A recent study evaluated the effect of brine pH, salt level, storage temperature, and use of hydrogen peroxide to kill Listeria monocytogenes and Staphylococcus aureus, salt-tolerant pathogens known to contaminate cheese brine. Commercial cheese brines are used repeatedly over extended periods, potentially for years, and can be a reservoir for salt-tolerant pathogens.
First, the researchers prepared four fresh cheese brines with 10 percent or 20 percent salt and 4.6 pH or 5.4 pH. The brines were inoculated with L. monocytogenes, treated with hydrogen peroxide at 0, 50, and 100 parts per million (ppm), and stored at 10 °C and 15.6 °C.
The researchers conducted a second experiment in which seven used commercial brines representing five cheese types (ranging 15–30 percent sodium chloride with 4.5–5.5 pH) were inoculated with L. monocytogenes or S. aureus, treated with hydrogen peroxide, and stored at 12.8 °C (both L. monocytogenes and S. aureus), as well as 7.2 °C and 0 °C (L. monocytogenes only).
Each treatment was assayed on Days 0, 1, and 7 for microbial populations and residual hydrogen peroxide. The researchers found that pathogen populations decreased by less than or equal to 1-log in cheese brines with no hydrogen peroxide stored for 7 days, regardless of the storage temperature. In fresh brine treated with 50 or 100 ppm of hydrogen peroxide, populations of L. monocytogenes were reduced to less than the detectable limit by 7 days at 10 °C and 15.6 °C, a greater than 4-log reduction.

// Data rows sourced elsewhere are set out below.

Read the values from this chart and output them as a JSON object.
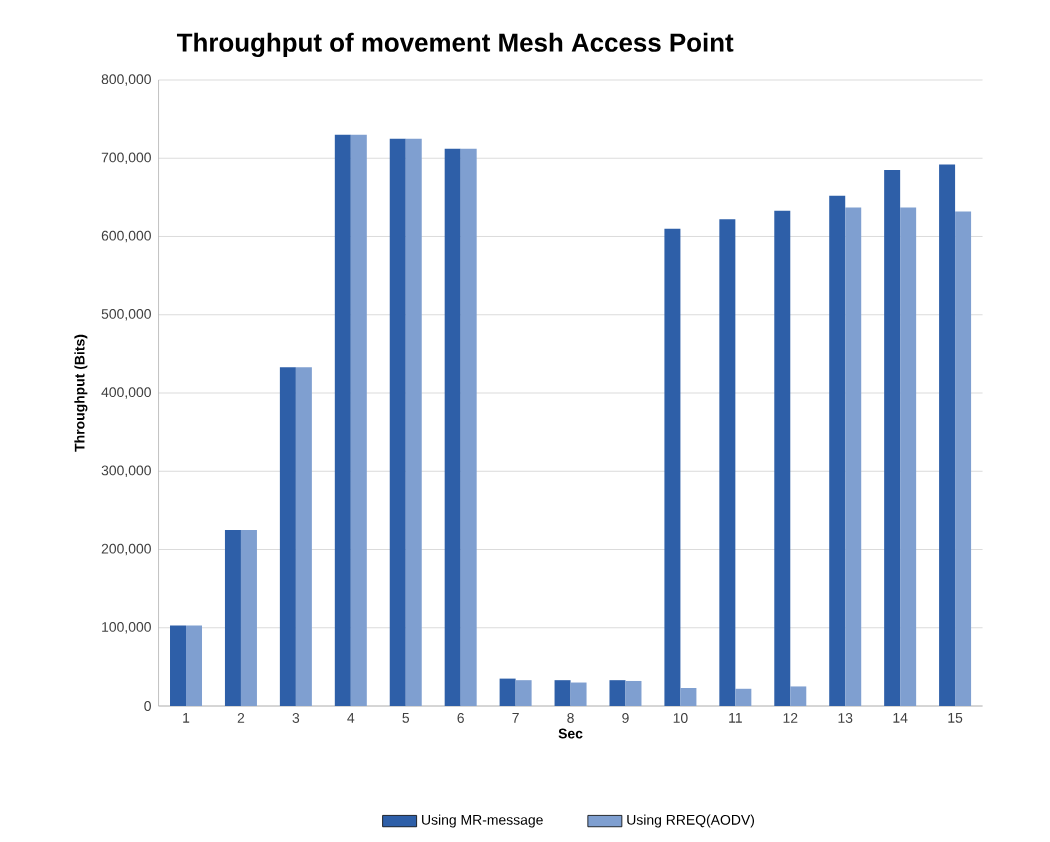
{
  "chart_data": {
    "type": "bar",
    "title": "Throughput of movement Mesh Access Point",
    "xlabel": "Sec",
    "ylabel": "Throughput (Bits)",
    "categories": [
      "1",
      "2",
      "3",
      "4",
      "5",
      "6",
      "7",
      "8",
      "9",
      "10",
      "11",
      "12",
      "13",
      "14",
      "15"
    ],
    "series": [
      {
        "name": "Using MR-message",
        "color": "#2e5fa8",
        "values": [
          103000,
          225000,
          433000,
          730000,
          725000,
          712000,
          35000,
          33000,
          33000,
          610000,
          622000,
          633000,
          652000,
          685000,
          692000
        ]
      },
      {
        "name": "Using RREQ(AODV)",
        "color": "#7f9fd0",
        "values": [
          103000,
          225000,
          433000,
          730000,
          725000,
          712000,
          33000,
          30000,
          32000,
          23000,
          22000,
          25000,
          637000,
          637000,
          632000
        ]
      }
    ],
    "ylim": [
      0,
      800000
    ],
    "yticks": [
      0,
      {
        "value": 100000,
        "label": "100,000"
      },
      {
        "value": 200000,
        "label": "200,000"
      },
      {
        "value": 300000,
        "label": "300,000"
      },
      {
        "value": 400000,
        "label": "400,000"
      },
      {
        "value": 500000,
        "label": "500,000"
      },
      {
        "value": 600000,
        "label": "600,000"
      },
      {
        "value": 700000,
        "label": "700,000"
      },
      {
        "value": 800000,
        "label": "800,000"
      }
    ],
    "grid": "y",
    "legend": "bottom"
  }
}
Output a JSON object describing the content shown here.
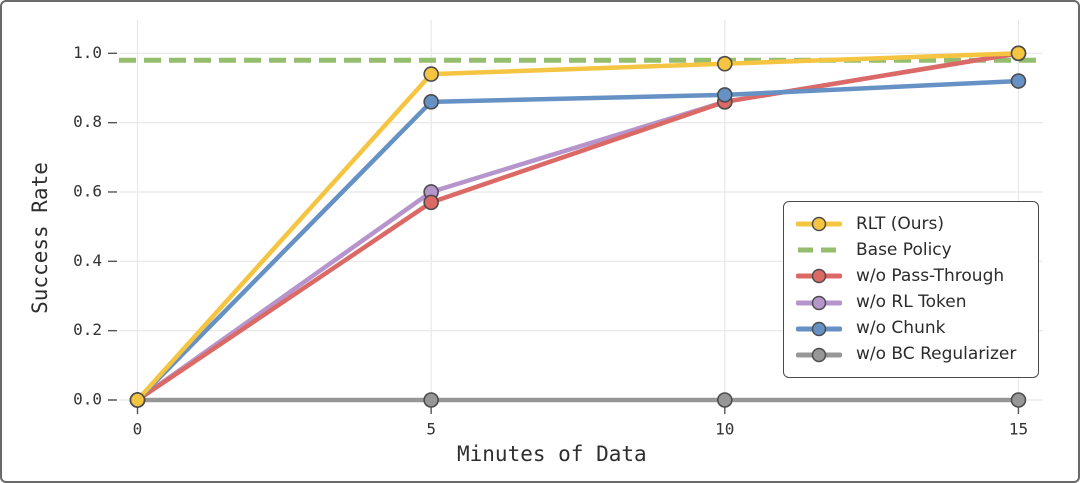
{
  "figure": {
    "background": "#ffffff",
    "border_color": "#6a6a6a"
  },
  "chart_data": {
    "type": "line",
    "title": "",
    "xlabel": "Minutes of Data",
    "ylabel": "Success Rate",
    "x": [
      0,
      5,
      10,
      15
    ],
    "xtick_labels": [
      "0",
      "5",
      "10",
      "15"
    ],
    "ytick_labels": [
      "0.0",
      "0.2",
      "0.4",
      "0.6",
      "0.8",
      "1.0"
    ],
    "yticks": [
      0.0,
      0.2,
      0.4,
      0.6,
      0.8,
      1.0
    ],
    "xlim": [
      -0.32,
      15.43
    ],
    "ylim": [
      -0.04,
      1.09
    ],
    "grid": true,
    "legend_position": "lower-right",
    "grid_color": "#e8e8e8",
    "tick_color": "#555555",
    "tick_label_color": "#333333",
    "marker_edge_color": "#4c4c4c",
    "series": [
      {
        "name": "RLT (Ours)",
        "color": "#F5C542",
        "style": "solid-marker",
        "values": [
          0.0,
          0.94,
          0.97,
          1.0
        ]
      },
      {
        "name": "Base Policy",
        "color": "#94BE6E",
        "style": "dashed-hline",
        "value": 0.98
      },
      {
        "name": "w/o Pass-Through",
        "color": "#DB6A66",
        "style": "solid-marker",
        "values": [
          0.0,
          0.57,
          0.86,
          1.0
        ]
      },
      {
        "name": "w/o RL Token",
        "color": "#B695CC",
        "style": "solid-marker",
        "values": [
          0.0,
          0.6,
          0.86,
          1.0
        ]
      },
      {
        "name": "w/o Chunk",
        "color": "#6591C4",
        "style": "solid-marker",
        "values": [
          0.0,
          0.86,
          0.88,
          0.92
        ]
      },
      {
        "name": "w/o BC Regularizer",
        "color": "#979797",
        "style": "solid-marker",
        "values": [
          0.0,
          0.0,
          0.0,
          0.0
        ]
      }
    ]
  }
}
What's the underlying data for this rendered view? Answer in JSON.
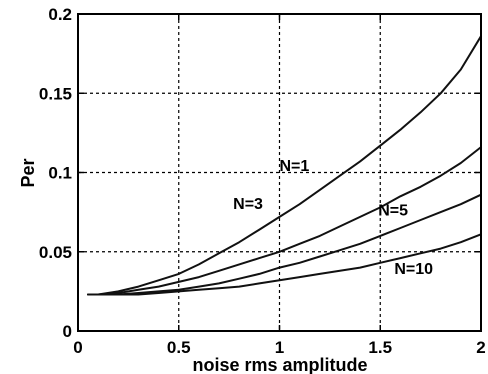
{
  "chart_data": {
    "type": "line",
    "title": "",
    "xlabel": "noise rms amplitude",
    "ylabel": "Per",
    "xlim": [
      0,
      2
    ],
    "ylim": [
      0,
      0.2
    ],
    "xticks": [
      0,
      0.5,
      1,
      1.5,
      2
    ],
    "yticks": [
      0,
      0.05,
      0.1,
      0.15,
      0.2
    ],
    "xtick_labels": [
      "0",
      "0.5",
      "1",
      "1.5",
      "2"
    ],
    "ytick_labels": [
      "0",
      "0.05",
      "0.1",
      "0.15",
      "0.2"
    ],
    "grid": true,
    "x": [
      0.05,
      0.1,
      0.2,
      0.3,
      0.4,
      0.5,
      0.6,
      0.7,
      0.8,
      0.9,
      1.0,
      1.1,
      1.2,
      1.3,
      1.4,
      1.5,
      1.6,
      1.7,
      1.8,
      1.9,
      2.0
    ],
    "series": [
      {
        "name": "N=1",
        "values": [
          0.023,
          0.023,
          0.025,
          0.028,
          0.032,
          0.036,
          0.042,
          0.049,
          0.056,
          0.064,
          0.072,
          0.08,
          0.089,
          0.098,
          0.107,
          0.117,
          0.127,
          0.138,
          0.15,
          0.165,
          0.186
        ]
      },
      {
        "name": "N=3",
        "values": [
          0.023,
          0.023,
          0.024,
          0.026,
          0.028,
          0.031,
          0.034,
          0.038,
          0.042,
          0.046,
          0.05,
          0.055,
          0.06,
          0.066,
          0.072,
          0.078,
          0.085,
          0.091,
          0.098,
          0.106,
          0.116
        ]
      },
      {
        "name": "N=5",
        "values": [
          0.023,
          0.023,
          0.023,
          0.024,
          0.025,
          0.026,
          0.028,
          0.03,
          0.033,
          0.036,
          0.04,
          0.043,
          0.047,
          0.051,
          0.055,
          0.06,
          0.065,
          0.07,
          0.075,
          0.08,
          0.086
        ]
      },
      {
        "name": "N=10",
        "values": [
          0.023,
          0.023,
          0.023,
          0.023,
          0.024,
          0.025,
          0.026,
          0.027,
          0.028,
          0.03,
          0.032,
          0.034,
          0.036,
          0.038,
          0.04,
          0.043,
          0.046,
          0.049,
          0.052,
          0.056,
          0.061
        ]
      }
    ]
  }
}
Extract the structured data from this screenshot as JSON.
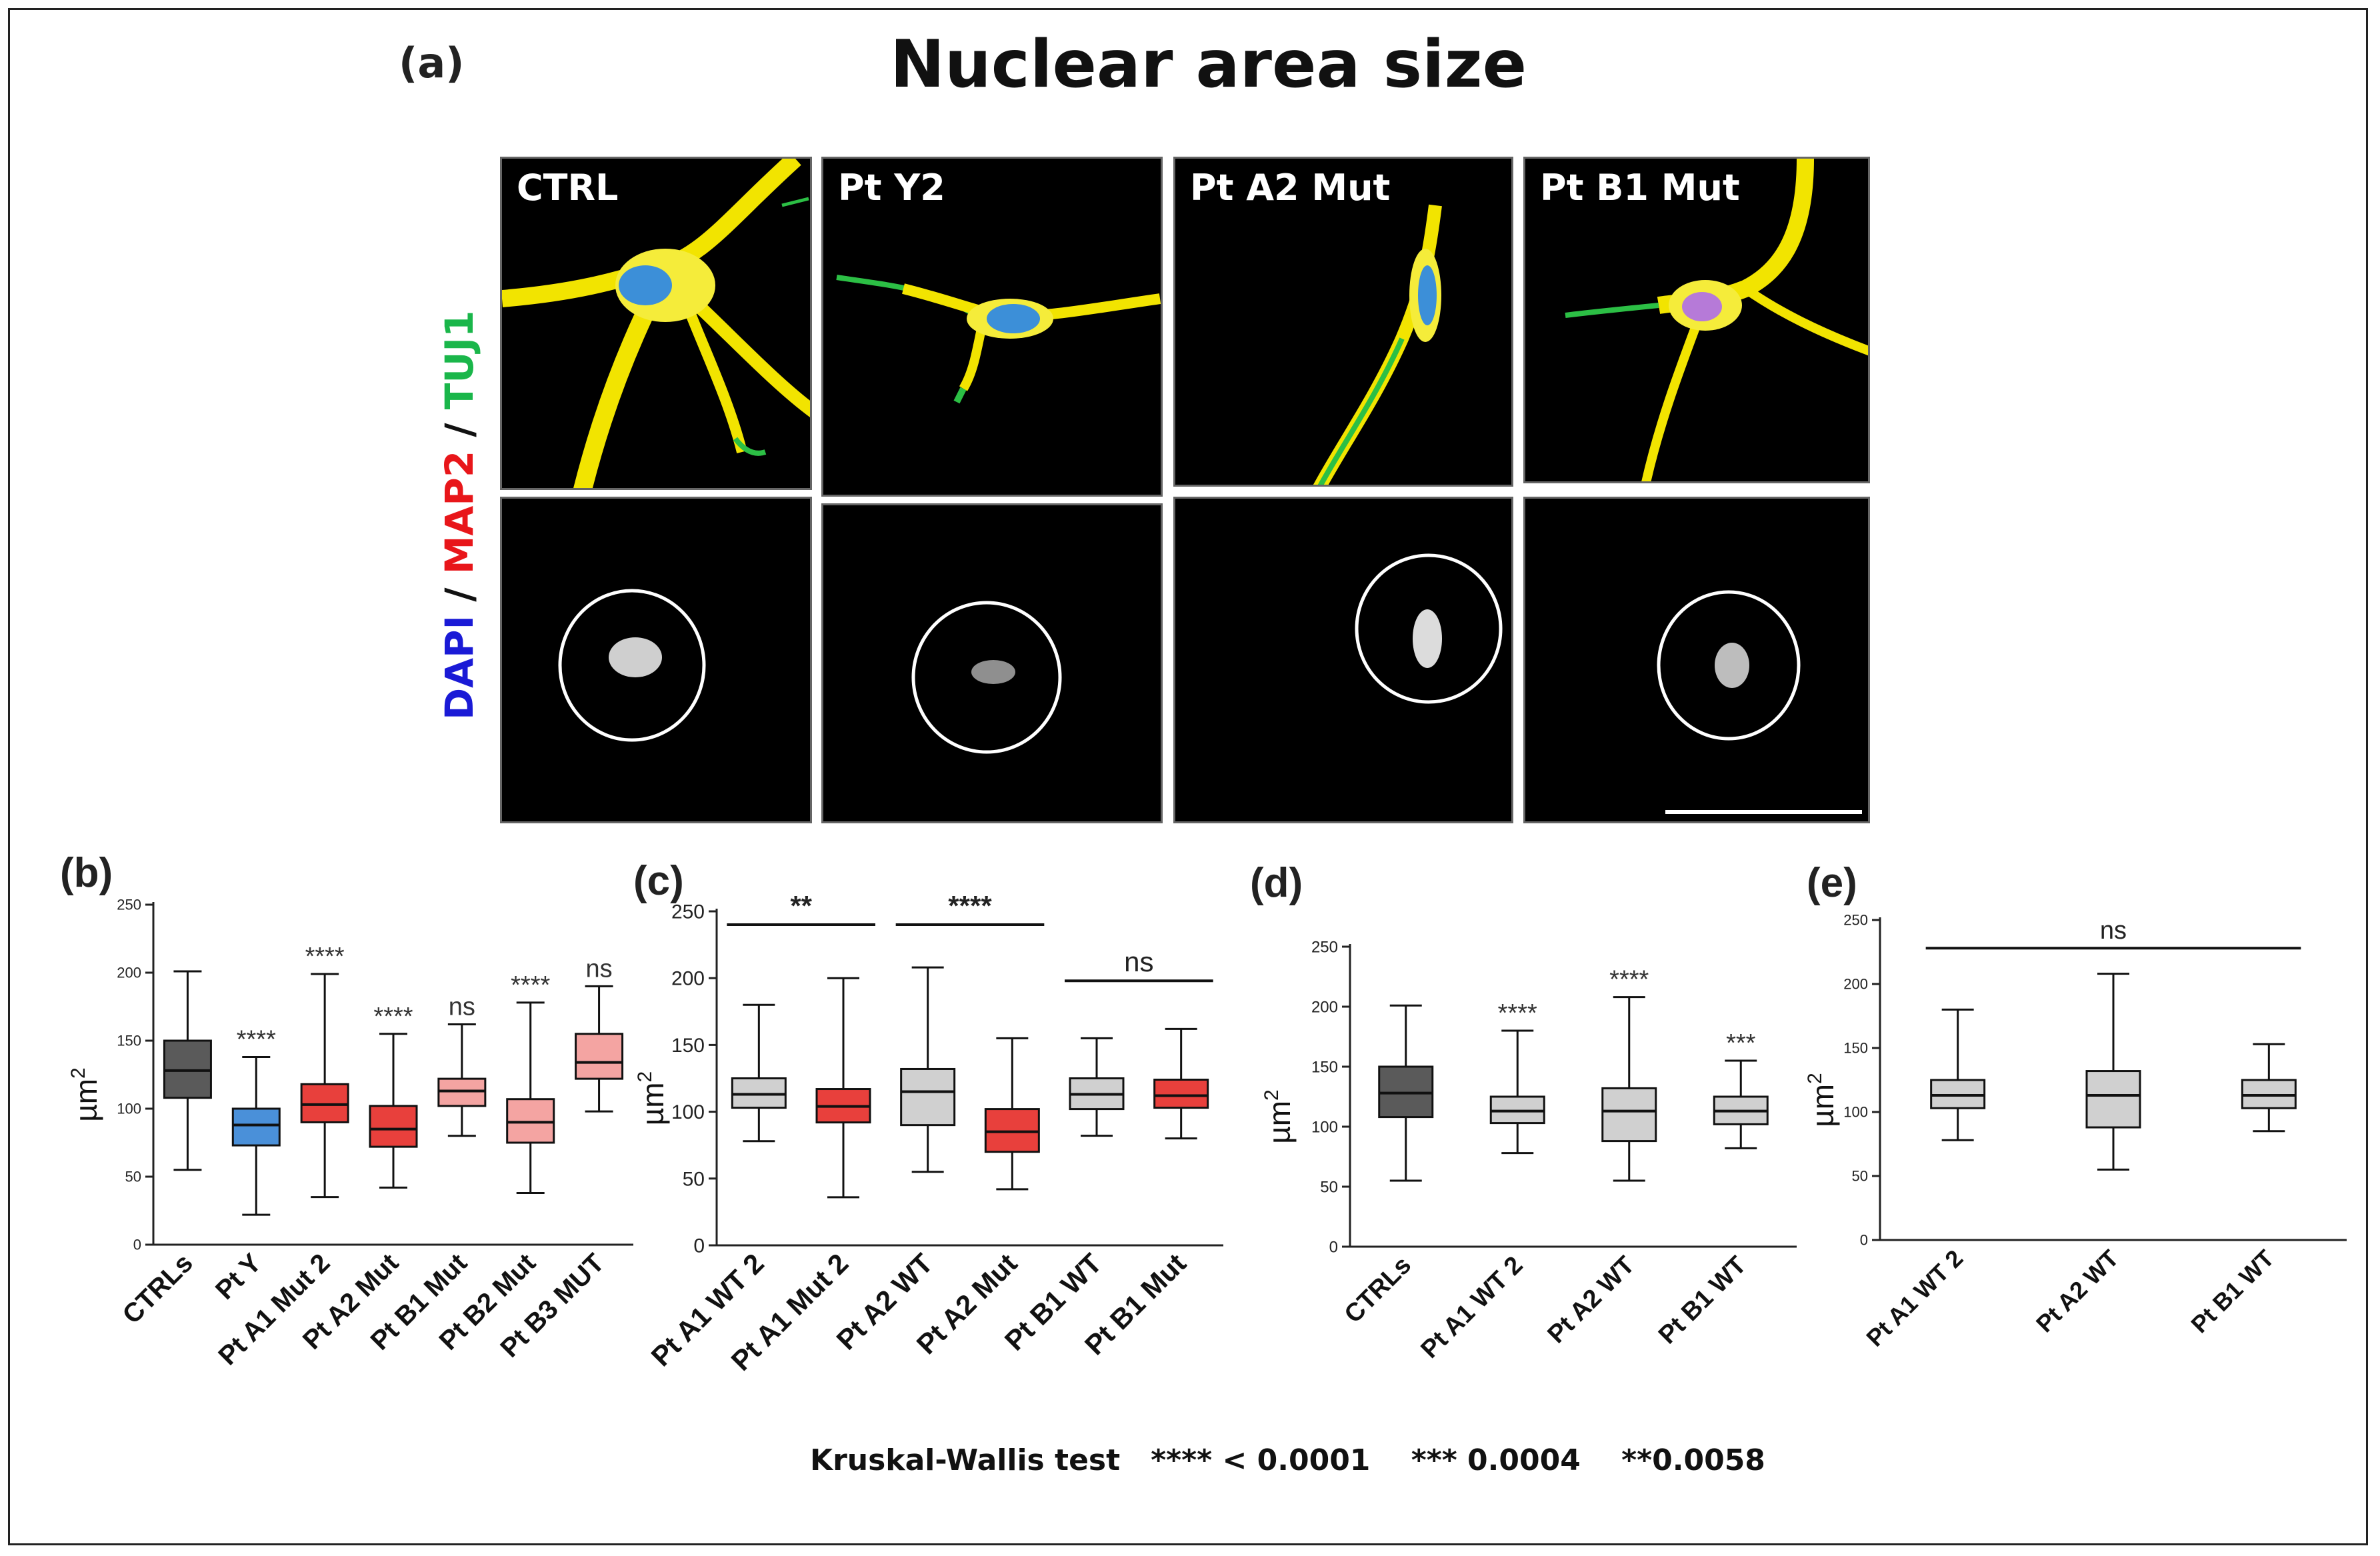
{
  "figure": {
    "title": "Nuclear area size",
    "stain_label": {
      "dapi": "DAPI",
      "sep1": " / ",
      "map2": "MAP2",
      "sep2": " / ",
      "tuj1": "TUJ1"
    },
    "footnote": "Kruskal-Wallis test   **** < 0.0001    *** 0.0004    **0.0058"
  },
  "panel_a": {
    "letter": "(a)",
    "images": [
      {
        "label": "CTRL"
      },
      {
        "label": "Pt Y2"
      },
      {
        "label": "Pt A2 Mut"
      },
      {
        "label": "Pt B1 Mut"
      }
    ]
  },
  "chart_data": [
    {
      "panel": "(b)",
      "type": "box",
      "ylabel": "µm",
      "ylabel_sup": "2",
      "ylim": [
        0,
        250
      ],
      "yticks": [
        0,
        50,
        100,
        150,
        200,
        250
      ],
      "categories": [
        "CTRLs",
        "Pt Y",
        "Pt A1 Mut 2",
        "Pt A2 Mut",
        "Pt B1 Mut",
        "Pt B2 Mut",
        "Pt B3 MUT"
      ],
      "boxes": [
        {
          "min": 55,
          "q1": 108,
          "median": 128,
          "q3": 150,
          "max": 201,
          "color": "#5a5a5a",
          "sig": ""
        },
        {
          "min": 22,
          "q1": 73,
          "median": 88,
          "q3": 100,
          "max": 138,
          "color": "#4a90d9",
          "sig": "****"
        },
        {
          "min": 35,
          "q1": 90,
          "median": 103,
          "q3": 118,
          "max": 199,
          "color": "#e8403c",
          "sig": "****"
        },
        {
          "min": 42,
          "q1": 72,
          "median": 85,
          "q3": 102,
          "max": 155,
          "color": "#e8403c",
          "sig": "****"
        },
        {
          "min": 80,
          "q1": 102,
          "median": 113,
          "q3": 122,
          "max": 162,
          "color": "#f4a4a2",
          "sig": "ns"
        },
        {
          "min": 38,
          "q1": 75,
          "median": 90,
          "q3": 107,
          "max": 178,
          "color": "#f4a4a2",
          "sig": "****"
        },
        {
          "min": 98,
          "q1": 122,
          "median": 134,
          "q3": 155,
          "max": 190,
          "color": "#f4a4a2",
          "sig": "ns"
        }
      ]
    },
    {
      "panel": "(c)",
      "type": "box",
      "ylabel": "µm",
      "ylabel_sup": "2",
      "ylim": [
        0,
        250
      ],
      "yticks": [
        0,
        50,
        100,
        150,
        200,
        250
      ],
      "categories": [
        "Pt A1 WT 2",
        "Pt A1 Mut 2",
        "Pt A2 WT",
        "Pt A2 Mut",
        "Pt B1 WT",
        "Pt B1 Mut"
      ],
      "boxes": [
        {
          "min": 78,
          "q1": 103,
          "median": 113,
          "q3": 125,
          "max": 180,
          "color": "#d0d0d0"
        },
        {
          "min": 36,
          "q1": 92,
          "median": 104,
          "q3": 117,
          "max": 200,
          "color": "#e8403c"
        },
        {
          "min": 55,
          "q1": 90,
          "median": 115,
          "q3": 132,
          "max": 208,
          "color": "#d0d0d0"
        },
        {
          "min": 42,
          "q1": 70,
          "median": 85,
          "q3": 102,
          "max": 155,
          "color": "#e8403c"
        },
        {
          "min": 82,
          "q1": 102,
          "median": 113,
          "q3": 125,
          "max": 155,
          "color": "#d0d0d0"
        },
        {
          "min": 80,
          "q1": 103,
          "median": 112,
          "q3": 124,
          "max": 162,
          "color": "#e8403c"
        }
      ],
      "brackets": [
        {
          "from": 0,
          "to": 1,
          "y": 240,
          "sig": "**"
        },
        {
          "from": 2,
          "to": 3,
          "y": 240,
          "sig": "****"
        },
        {
          "from": 4,
          "to": 5,
          "y": 198,
          "sig": "ns"
        }
      ]
    },
    {
      "panel": "(d)",
      "type": "box",
      "ylabel": "µm",
      "ylabel_sup": "2",
      "ylim": [
        0,
        250
      ],
      "yticks": [
        0,
        50,
        100,
        150,
        200,
        250
      ],
      "categories": [
        "CTRLs",
        "Pt A1 WT 2",
        "Pt A2 WT",
        "Pt B1 WT"
      ],
      "boxes": [
        {
          "min": 55,
          "q1": 108,
          "median": 128,
          "q3": 150,
          "max": 201,
          "color": "#5a5a5a",
          "sig": ""
        },
        {
          "min": 78,
          "q1": 103,
          "median": 113,
          "q3": 125,
          "max": 180,
          "color": "#d0d0d0",
          "sig": "****"
        },
        {
          "min": 55,
          "q1": 88,
          "median": 113,
          "q3": 132,
          "max": 208,
          "color": "#d0d0d0",
          "sig": "****"
        },
        {
          "min": 82,
          "q1": 102,
          "median": 113,
          "q3": 125,
          "max": 155,
          "color": "#d0d0d0",
          "sig": "***"
        }
      ]
    },
    {
      "panel": "(e)",
      "type": "box",
      "ylabel": "µm",
      "ylabel_sup": "2",
      "ylim": [
        0,
        250
      ],
      "yticks": [
        0,
        50,
        100,
        150,
        200,
        250
      ],
      "categories": [
        "Pt A1 WT 2",
        "Pt A2 WT",
        "Pt B1 WT"
      ],
      "boxes": [
        {
          "min": 78,
          "q1": 103,
          "median": 113,
          "q3": 125,
          "max": 180,
          "color": "#d0d0d0"
        },
        {
          "min": 55,
          "q1": 88,
          "median": 113,
          "q3": 132,
          "max": 208,
          "color": "#d0d0d0"
        },
        {
          "min": 85,
          "q1": 103,
          "median": 113,
          "q3": 125,
          "max": 153,
          "color": "#d0d0d0"
        }
      ],
      "brackets": [
        {
          "from": 0,
          "to": 2,
          "y": 228,
          "sig": "ns",
          "flat": true
        }
      ]
    }
  ]
}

For unfiltered used brines, hydrogen peroxide had no effect on L. monocytogenes populations in the brine with 5.4 pH and 15 percent sodium chloride due to a rapid inactivation of hydrogen peroxide, likely by indigenous yeasts present at approximately 3-log colony forming units per milliliter (CFU/ml).
For the remaining brines, the addition of 100 ppm hydrogen peroxide killed greater than 4-log L. monocytogenes when stored at 7.2 °C or 12.8 °C for one week, but only 3–4-log reduction when stored at 0 °C. The addition of 50 ppm of hydrogen peroxide had similar lethal effects at 12.8° C, but was less effective at 7.2 °C or 0 °C. Inactivation rates of S. aureus were similar to that of L. monocytogenes.
Overall, the study confirmed that high salt, warmer temperature, and 100 ppm of hydrogen peroxide accelerates the inactivation of L. monocytogenes in cheese brines. The findings also suggest that the presence of catalase-positive indigenous microorganisms may neutralize the effect of hydrogen peroxide.
The researchers emphasize that it is important to validate each individual brine matrix to ensure that hydrogen peroxide works as a pathogen control without contributing negative effects to the overall cheese quality including color, effect on beneficial microbiota in the brine, and sensory properties during subsequent aging.